Frances Hynes

Frances Hynes (b. 1945) is a lifelong New York artist, but has made her mark around the United States and abroad through her abstract landscapes and seascapes. She received her Bachelor of Arts from St. John’s University and Master of Arts from New York University, where she performed in Outskirts, choreographed by Robert Rauschenberg in 1967. Hynes also studied art at the Art Students League in Woodstock, New York and the Academy of Fine Arts in Florence, Italy.

Hynes’ extensive history begins with the 1974 New Talent Festival, sponsored by eighteen New York galleries to provide venues for unknown artists. Since then she has had over forty solo exhibitions, namely at the Pointdexter Gallery, New York; New Britain Museum of American Art, Connecticut; Springfield Museum of Art, Ohio; Jacksonville Museum of Contemporary Art, Florida, among others. Recent group exhibitions include three invitationals at the National Academy of Design—where she was awarded the Edwin Palmer Memorial Prize for Painting—and two at the American Academy of Arts and Letters, both in New York.
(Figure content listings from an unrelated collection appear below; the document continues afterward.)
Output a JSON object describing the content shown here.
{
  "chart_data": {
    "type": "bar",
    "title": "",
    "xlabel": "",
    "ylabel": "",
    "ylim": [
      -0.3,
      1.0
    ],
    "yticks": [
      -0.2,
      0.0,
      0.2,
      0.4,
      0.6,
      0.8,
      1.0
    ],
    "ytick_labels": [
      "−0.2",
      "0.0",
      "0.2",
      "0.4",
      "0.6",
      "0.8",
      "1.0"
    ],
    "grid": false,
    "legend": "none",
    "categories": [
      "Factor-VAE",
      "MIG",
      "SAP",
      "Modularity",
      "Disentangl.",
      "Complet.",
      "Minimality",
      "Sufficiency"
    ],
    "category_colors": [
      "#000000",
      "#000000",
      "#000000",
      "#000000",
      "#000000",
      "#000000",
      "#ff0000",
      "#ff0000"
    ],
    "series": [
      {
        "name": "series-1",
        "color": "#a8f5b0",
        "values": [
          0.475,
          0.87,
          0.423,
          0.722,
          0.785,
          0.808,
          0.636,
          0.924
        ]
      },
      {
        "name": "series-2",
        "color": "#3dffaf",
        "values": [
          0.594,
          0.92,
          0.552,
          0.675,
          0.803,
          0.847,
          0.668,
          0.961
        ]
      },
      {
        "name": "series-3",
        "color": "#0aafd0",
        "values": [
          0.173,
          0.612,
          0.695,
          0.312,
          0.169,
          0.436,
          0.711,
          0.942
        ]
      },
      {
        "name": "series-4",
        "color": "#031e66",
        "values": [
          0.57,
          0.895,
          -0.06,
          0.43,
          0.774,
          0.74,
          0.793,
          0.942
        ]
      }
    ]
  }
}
Her artworks are represented in museum collections such as: the Brooklyn Museum, New York; National Museum of Women in the Arts, Washington, D.C.; Portland Museum of Art, Maine; and the Zimmerli Art Museum, New Brunswick, New Jersey. Since 1973, her paintings have traveled internationally with the Art in Embassies program.

Hynes was awarded a National Endowment for the Arts Grant and participated in the National Workspace Program at MoMA PS1 Art Institute (Long Island City, New York). She completed residencies at the Tyrone Guthrie Centre in Ireland, The Millay Colony for the Arts in New York, and Virginia Center for the Creative Arts. Hynes was a visiting professor at Burren College of Art, Ireland; Lahti Institute of Fine Arts, Finland; and Memphis College of Art, Tennessee. She taught at Savannah College of Art and Design, Georgia and was adjunct associate professor at LaGuardia Community College (CUNY) until 2013.